Files released by the National Archives reveal how the former Prime Minister resisted requests to allow the Commons Defence Committee to see details on Ministry of Defence spending which were leaked by a civil servant to the Press Association news agency.

MoD letters and internal documents were leaked to PA in 1980, allegedly detailing impending cuts. The six documents contained warnings by service chiefs that defence spending had been reduced.

The leak resulted in an MoD inquiry and a Met police investigation as the Government sought to catch the mole.

The Defence Committee demanded to see the documents relating to the

leak but Thatcher refused their request.

A memo sent from her private secretary to the MoD reads: "The Prime Minister has seen your Secretary of State's minute of 26 November 1980 about the request from the House of Commons Defence Committee that they should be given copies of all the documents about defence expenditure which were leaked to the Press Association.

"She agrees that Mr Pym (Francis Pym, Defence Secretary) should decline the committee's request but at the same time offer a memorandum on defence expenditure, in which he could respond to any particular questions the committee wish to ask."

The Prime Minister's chief press secretary, Bernard Ingham, sent a memo advising against releasing the documents to the select committee because "caving in" would limit the Government's room for manoeuvre.

The memo goes on: "We should not encourage people to the view that a document will be given to a select committee if it becomes, however improperly, the property of the press and public.

"It will be extremely difficult to draw the line if we were to cave in, against supplying (a) other documents mentioned in the leaked papers; and (b) other papers which are leaked in the future."

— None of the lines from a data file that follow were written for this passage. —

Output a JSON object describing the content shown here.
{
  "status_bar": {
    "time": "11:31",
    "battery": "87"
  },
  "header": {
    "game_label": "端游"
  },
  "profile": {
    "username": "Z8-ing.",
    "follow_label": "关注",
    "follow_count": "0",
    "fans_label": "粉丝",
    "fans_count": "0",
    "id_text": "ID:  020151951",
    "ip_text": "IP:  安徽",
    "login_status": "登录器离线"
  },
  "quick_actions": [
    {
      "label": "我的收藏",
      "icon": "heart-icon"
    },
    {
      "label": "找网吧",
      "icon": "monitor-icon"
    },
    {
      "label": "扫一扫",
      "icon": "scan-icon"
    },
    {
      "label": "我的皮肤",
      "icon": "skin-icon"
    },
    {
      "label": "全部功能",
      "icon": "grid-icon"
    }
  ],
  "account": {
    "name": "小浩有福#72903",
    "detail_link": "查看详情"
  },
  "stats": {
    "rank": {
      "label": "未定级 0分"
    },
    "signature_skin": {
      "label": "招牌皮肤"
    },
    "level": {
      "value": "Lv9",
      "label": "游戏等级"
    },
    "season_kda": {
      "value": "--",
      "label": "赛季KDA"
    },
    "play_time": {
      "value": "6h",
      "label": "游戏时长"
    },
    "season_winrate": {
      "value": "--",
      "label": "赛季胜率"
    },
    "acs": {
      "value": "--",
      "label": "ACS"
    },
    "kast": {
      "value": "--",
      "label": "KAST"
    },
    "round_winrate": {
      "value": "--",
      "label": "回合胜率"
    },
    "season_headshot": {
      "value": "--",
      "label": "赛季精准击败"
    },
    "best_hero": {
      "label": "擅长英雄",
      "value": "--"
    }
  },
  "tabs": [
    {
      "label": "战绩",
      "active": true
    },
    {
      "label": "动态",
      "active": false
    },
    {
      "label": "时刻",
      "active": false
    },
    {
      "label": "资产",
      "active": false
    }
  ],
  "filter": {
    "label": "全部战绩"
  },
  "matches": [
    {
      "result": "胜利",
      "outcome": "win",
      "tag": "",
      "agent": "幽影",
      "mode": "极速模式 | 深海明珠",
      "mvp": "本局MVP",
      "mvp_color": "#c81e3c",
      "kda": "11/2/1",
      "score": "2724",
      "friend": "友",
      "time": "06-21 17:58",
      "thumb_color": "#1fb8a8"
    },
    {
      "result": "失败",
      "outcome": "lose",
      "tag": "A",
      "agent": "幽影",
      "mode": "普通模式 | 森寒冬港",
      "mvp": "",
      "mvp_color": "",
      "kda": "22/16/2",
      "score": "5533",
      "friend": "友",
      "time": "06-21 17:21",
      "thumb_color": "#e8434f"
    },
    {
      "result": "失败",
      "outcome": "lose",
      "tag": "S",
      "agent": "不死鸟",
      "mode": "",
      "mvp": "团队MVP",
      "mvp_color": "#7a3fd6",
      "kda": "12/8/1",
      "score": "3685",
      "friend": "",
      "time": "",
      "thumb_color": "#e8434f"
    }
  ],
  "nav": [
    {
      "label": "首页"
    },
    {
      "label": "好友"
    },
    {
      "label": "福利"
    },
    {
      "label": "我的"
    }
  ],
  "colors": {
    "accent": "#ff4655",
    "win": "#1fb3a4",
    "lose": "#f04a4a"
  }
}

Instead he advises: "We shall no doubt look rather silly for a bit but the key thing surely is to do nothing, especially at this time, to encourage the habit of leaking - and this was a very serious leak - or to damage the confidentiality of the conduct of government business."

An investigation found that the secret documents were leaked by an MoD staff member to a PA reporter. The files suggested that the pair had been friends at university.

A memo later shows that the MoD suspected that PA had subsequently sent copies of the leaked documents to the Defence Select Committee.

The memo sent by private secretary Brian Norbury reads: "My Secretary of State has asked me to record that we have good grounds for believing that the Press Association have released to members of the House of Commons Defence Committee copies of the leaked documents which are at present the subject of the police investigation under the direction of the Director of Public Prosecutions."